Truth is a pretty fungible commodity during election season, and we all give candidates a little slack. But an oped in today’s Examiner by the chair of the local Democratic Party, Mary Jung, takes misinformation to an unusual level.

In the oped that appears under her name – which reads as if it was written by a political consultant, which means it probably was – Jung argues that the members of the progressive reform slate for the DCCC are in favor of policies that could lead to more sex trafficking.

Mary Jung hates sex work -- and loves her own candidates who want decriminalization
Mary Jung hates sex work decriminalization — and loves her own candidates who want decriminalization

How do you get there? By looking at the Harvey Milk LGBT Club questionnaires, which include a query about decriminalizing sex work:

10 “reform” candidates for the Democratic Central County Committee declared their support for legalized prostitution in San Francisco by banning all investigations and prosecution of it, opening the door to wide-spread sex trafficking in our city. All 10 of these candidates — Sophie Maxwell, Pratima Gupta, Rafael Mandelman, Cindy Wu, Petra DeJesus, Jon Golinger, Sandra Lee Fewer, Hene Kelly, Brigitte Davila and Norman Yee — appear on Aaron Peskin’s slate card of so-called “reform” candidates.

And let’s not forget that in 2008, the DCCC voted to endorse Prop. K, a sex-work decriminalization measure:

In 2008, then-Mayor Gavin Newsom and then-District Attorney Kamala Harris came out in strong opposition to Proposition K, a pro-prostitution measure, criticizing the so-called “progressive” proponents for failing to consider the implications that decriminalization would have on other issues often related to prostitution including drug use, sexual abuse and human trafficking. Feminist titan Gloria Steinem also opposed Prop. K because it was a “trafficker’s dream” and “would declare open season on women and children.” But the Peskin-chaired Democratic Party endorsed Prop. K.

Gee, that sounds awful.

Now for a little reality:

Seven of the candidates on Mary Jung’s own real-estate slate told the Milk Club the exact same thing as the people she is blasting – they support decriminalizing sex work. Her own people are taking the same position that she claims is “pro-sex-trafficking.” Which would mean she should be against all of them, too.

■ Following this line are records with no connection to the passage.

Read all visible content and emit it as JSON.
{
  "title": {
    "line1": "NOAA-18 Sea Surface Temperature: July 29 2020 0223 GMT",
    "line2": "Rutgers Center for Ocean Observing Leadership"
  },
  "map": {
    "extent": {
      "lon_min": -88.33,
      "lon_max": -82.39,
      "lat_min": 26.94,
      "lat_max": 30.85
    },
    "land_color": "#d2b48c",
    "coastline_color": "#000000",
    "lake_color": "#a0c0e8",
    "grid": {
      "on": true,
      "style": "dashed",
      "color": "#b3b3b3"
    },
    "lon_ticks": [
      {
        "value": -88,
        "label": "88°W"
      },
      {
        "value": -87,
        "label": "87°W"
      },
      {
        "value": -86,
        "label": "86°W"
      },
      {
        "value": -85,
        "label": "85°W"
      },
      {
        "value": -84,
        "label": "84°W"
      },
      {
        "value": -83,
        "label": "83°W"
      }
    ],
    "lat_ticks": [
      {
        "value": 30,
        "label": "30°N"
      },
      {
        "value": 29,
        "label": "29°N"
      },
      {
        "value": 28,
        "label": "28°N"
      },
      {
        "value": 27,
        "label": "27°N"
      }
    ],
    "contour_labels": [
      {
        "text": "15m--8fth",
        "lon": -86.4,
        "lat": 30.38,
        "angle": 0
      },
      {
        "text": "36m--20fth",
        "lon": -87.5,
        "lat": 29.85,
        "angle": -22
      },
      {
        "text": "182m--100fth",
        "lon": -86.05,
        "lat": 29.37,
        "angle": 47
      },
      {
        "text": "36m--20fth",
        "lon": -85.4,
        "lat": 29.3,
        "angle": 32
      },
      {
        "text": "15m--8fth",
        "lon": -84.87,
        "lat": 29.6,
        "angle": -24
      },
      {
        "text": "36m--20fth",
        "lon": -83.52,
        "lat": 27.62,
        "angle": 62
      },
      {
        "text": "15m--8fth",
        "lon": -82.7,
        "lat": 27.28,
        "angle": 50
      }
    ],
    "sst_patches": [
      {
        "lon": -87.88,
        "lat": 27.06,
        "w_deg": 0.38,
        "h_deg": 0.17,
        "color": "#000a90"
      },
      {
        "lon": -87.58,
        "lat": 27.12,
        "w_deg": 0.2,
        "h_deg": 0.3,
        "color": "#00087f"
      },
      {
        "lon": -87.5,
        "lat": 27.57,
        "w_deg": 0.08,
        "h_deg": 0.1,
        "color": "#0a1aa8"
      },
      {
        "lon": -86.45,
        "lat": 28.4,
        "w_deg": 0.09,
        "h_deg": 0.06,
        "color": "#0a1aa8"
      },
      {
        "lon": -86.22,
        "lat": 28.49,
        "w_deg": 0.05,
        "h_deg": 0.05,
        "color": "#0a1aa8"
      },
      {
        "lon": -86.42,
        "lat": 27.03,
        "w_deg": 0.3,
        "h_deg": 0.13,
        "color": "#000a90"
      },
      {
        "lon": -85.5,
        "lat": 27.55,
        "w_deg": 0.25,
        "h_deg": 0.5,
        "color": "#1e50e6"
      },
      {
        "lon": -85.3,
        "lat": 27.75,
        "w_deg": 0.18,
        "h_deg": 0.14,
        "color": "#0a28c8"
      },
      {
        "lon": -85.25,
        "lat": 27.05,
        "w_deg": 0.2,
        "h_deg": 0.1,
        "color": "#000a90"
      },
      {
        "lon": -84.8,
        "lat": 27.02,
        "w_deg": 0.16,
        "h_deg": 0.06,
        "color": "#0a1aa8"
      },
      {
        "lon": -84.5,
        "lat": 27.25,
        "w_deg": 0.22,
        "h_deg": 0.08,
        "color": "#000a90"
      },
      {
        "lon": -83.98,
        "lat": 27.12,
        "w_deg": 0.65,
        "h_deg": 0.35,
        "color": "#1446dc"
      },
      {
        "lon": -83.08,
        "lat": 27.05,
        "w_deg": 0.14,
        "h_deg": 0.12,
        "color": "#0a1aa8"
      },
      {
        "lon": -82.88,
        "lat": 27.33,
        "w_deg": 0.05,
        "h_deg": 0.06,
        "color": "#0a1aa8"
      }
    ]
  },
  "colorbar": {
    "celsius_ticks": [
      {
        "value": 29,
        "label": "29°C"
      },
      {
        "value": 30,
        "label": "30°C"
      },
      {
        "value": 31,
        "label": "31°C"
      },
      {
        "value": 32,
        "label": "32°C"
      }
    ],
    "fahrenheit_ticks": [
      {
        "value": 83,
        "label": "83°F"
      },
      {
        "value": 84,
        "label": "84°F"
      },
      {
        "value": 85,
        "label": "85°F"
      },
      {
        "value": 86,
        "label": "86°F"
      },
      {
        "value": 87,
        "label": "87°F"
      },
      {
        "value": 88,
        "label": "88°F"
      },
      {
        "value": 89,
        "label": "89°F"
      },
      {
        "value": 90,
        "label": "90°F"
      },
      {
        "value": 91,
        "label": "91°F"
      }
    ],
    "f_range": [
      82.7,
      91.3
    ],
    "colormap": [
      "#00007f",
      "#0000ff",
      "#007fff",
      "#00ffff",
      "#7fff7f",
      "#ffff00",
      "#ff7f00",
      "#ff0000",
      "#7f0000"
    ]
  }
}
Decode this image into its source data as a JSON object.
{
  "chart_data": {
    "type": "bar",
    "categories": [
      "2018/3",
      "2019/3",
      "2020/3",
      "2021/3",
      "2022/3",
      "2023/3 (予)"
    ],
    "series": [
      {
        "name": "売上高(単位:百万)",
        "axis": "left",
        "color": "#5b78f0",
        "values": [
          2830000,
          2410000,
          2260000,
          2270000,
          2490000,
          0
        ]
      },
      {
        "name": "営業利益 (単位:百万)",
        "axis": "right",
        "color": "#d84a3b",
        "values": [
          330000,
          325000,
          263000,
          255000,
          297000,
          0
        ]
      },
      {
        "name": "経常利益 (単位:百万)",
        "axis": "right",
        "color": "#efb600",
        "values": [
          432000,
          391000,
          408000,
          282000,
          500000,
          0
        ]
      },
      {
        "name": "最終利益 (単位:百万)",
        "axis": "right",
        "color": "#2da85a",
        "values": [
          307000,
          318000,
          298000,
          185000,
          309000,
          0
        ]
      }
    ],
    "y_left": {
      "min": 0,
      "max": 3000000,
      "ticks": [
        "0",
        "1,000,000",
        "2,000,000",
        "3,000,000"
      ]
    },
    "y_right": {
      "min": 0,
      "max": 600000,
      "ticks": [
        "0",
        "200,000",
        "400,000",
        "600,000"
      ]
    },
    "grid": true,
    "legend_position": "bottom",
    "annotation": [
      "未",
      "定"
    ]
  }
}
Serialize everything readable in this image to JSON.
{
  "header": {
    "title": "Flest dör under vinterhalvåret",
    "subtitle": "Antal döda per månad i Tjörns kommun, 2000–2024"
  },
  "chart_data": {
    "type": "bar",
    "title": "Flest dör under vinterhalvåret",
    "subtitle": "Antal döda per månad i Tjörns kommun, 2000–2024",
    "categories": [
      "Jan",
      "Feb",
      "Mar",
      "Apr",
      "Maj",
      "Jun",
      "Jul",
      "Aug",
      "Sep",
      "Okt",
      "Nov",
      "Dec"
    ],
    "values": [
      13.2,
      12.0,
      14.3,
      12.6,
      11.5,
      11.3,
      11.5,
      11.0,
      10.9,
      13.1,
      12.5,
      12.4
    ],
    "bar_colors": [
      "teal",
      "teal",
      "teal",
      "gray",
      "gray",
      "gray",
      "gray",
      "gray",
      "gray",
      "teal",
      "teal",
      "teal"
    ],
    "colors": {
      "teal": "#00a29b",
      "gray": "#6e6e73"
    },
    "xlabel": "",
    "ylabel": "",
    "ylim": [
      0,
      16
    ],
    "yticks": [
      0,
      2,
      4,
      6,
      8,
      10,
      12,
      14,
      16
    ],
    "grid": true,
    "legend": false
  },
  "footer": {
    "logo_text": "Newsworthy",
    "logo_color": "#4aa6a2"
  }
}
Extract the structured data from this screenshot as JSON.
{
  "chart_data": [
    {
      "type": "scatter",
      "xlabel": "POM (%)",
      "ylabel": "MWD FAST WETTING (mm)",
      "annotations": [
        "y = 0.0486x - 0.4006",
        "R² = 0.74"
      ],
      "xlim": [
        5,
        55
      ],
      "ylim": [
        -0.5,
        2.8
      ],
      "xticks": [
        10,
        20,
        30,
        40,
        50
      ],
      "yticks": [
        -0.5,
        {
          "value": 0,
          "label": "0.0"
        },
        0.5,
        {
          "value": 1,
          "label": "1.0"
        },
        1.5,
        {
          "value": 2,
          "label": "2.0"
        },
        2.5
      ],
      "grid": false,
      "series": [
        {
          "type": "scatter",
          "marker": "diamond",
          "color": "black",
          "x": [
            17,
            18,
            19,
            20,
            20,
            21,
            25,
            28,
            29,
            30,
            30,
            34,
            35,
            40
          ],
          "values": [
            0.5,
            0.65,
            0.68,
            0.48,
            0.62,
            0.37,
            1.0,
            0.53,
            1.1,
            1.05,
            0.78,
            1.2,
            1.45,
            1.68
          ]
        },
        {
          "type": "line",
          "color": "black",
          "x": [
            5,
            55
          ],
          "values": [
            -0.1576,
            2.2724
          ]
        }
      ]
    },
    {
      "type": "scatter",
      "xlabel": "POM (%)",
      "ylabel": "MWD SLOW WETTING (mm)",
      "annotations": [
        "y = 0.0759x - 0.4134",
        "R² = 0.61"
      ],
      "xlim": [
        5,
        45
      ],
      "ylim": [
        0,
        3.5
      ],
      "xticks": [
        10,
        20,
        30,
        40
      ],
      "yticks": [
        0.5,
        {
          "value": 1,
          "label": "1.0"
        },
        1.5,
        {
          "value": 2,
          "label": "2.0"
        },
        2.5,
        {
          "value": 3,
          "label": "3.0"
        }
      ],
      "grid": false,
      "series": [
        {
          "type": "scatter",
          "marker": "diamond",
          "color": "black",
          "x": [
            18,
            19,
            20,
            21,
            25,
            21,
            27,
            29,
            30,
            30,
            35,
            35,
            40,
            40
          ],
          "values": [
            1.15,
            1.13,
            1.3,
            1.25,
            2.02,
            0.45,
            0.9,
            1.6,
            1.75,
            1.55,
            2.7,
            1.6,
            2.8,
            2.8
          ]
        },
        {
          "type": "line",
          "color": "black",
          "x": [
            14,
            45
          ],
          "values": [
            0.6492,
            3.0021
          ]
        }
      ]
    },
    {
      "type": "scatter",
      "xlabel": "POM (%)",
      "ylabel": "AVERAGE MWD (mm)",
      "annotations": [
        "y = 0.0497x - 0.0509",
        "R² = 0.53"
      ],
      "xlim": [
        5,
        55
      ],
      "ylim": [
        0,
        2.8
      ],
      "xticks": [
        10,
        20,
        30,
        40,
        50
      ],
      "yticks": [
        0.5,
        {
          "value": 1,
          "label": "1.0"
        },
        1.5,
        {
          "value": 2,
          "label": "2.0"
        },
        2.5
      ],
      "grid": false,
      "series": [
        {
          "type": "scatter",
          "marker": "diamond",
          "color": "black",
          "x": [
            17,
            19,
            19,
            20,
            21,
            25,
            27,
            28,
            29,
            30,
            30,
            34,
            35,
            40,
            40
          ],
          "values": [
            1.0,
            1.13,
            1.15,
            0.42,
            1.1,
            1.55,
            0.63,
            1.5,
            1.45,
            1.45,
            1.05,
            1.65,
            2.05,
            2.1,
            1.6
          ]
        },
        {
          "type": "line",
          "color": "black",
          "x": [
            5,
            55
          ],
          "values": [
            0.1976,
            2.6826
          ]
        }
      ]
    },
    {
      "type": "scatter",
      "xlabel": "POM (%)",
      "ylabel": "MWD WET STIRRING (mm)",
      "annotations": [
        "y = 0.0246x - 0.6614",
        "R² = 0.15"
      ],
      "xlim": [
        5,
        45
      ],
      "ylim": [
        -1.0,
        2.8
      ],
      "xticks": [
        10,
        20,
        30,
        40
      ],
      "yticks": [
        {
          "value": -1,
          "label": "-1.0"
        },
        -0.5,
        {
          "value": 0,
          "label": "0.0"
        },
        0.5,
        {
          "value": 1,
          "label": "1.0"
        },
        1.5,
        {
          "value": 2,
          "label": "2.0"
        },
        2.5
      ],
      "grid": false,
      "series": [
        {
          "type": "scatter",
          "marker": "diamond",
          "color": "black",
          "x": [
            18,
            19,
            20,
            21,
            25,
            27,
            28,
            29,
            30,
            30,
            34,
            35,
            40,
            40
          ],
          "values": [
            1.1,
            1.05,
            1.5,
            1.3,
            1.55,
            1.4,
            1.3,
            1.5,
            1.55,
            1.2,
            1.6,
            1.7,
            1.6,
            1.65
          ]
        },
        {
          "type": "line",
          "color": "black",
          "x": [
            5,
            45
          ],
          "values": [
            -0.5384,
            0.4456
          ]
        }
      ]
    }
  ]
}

Here, according to the Milk Club, are Mary Jung’s candidates who took the same position as the people she wants to scare voters away from: Arlo Hale Smith, Zoe Dunning, Joshua Arce, Alix Rosenthal, Keith Baraka, Joel Engardio, Trevor McNeil, and Marjan Philhour.

Leah Pimentel, who is also on the real-estate slate, supported decriminalization in 2012, and told the Milk Club: “This is a win for all women. Decriminalization of sex work will not on its own stop the injustices experienced by sex industry workers. However, it is an important first step to improve the health and safety of sex industry workers, and communities overall.”

Four years later, she changed her position.

Gary McCoy, another member of Jung’s slate, submitted a questionnaire in which he said he supported decriminalization. Then he contacted the Milk Club and said he was withdrawing his questionnaire, for reasons he didn’t explain.

Oh, and guess what else? Aaron Peskin, who is supposedly running this “machine,” voted AGAINST Prop. K in 2008.

Now let’s go beyond the utter hypocrisy (Mary, if support for decriminalization is so awful, why don’t you go after all of the people who take that position, not just the ones who wants to get the real-estate industry out of the local Democratic Party?)

Let’s actually take a look at the issue for a moment.

Decriminalizing sex work is increasingly a mainstream position. Amnesty International and the World Health Organization are on record endorsing the idea. There’s a very good argument that legalization would take the industry out of the shadows – and make sex trafficking laws easier to enforce.

Pratima Gupta, a physician who is the medical director for the St. James Infirmary, which provides medical care to sex workers, said that from a public-health perspective, “decriminalization makes perfect sense.”

She said that sex trafficking – forced labor – is abhorrent. “Nobody should be forced into labor of any kind,” she said. But to conflate the issue of decriminalization with sex trafficking is absurd.”

In fact, Gupta, who is a candidate on the reform slate, told me that “decriminalization is a feminist empowerment issue for adult consensual sex.”

Apparently, many of Jung’s endorsed slate-mates agree.

I called Jung at the Board of Realtors, where she works, and I emailed her to ask if she is still endorsing the nine candidates on her slate who support decriminalization. No response.

Because there is no credible response here. It’s just giant hypocrisy. From someone who wants to lead the local Democratic Party for another four years.

The reality: This election has very little to do with the decriminalization of sex work and everything to do with whether Jung’s real-estate and tech-industry-backed candidates win the DCCC, and have the power to oppose progressives in the November supervisorial elections. It’s about who runs the city, and it’s kind of gross that she has dragged sex workers in as political pawns in her power game.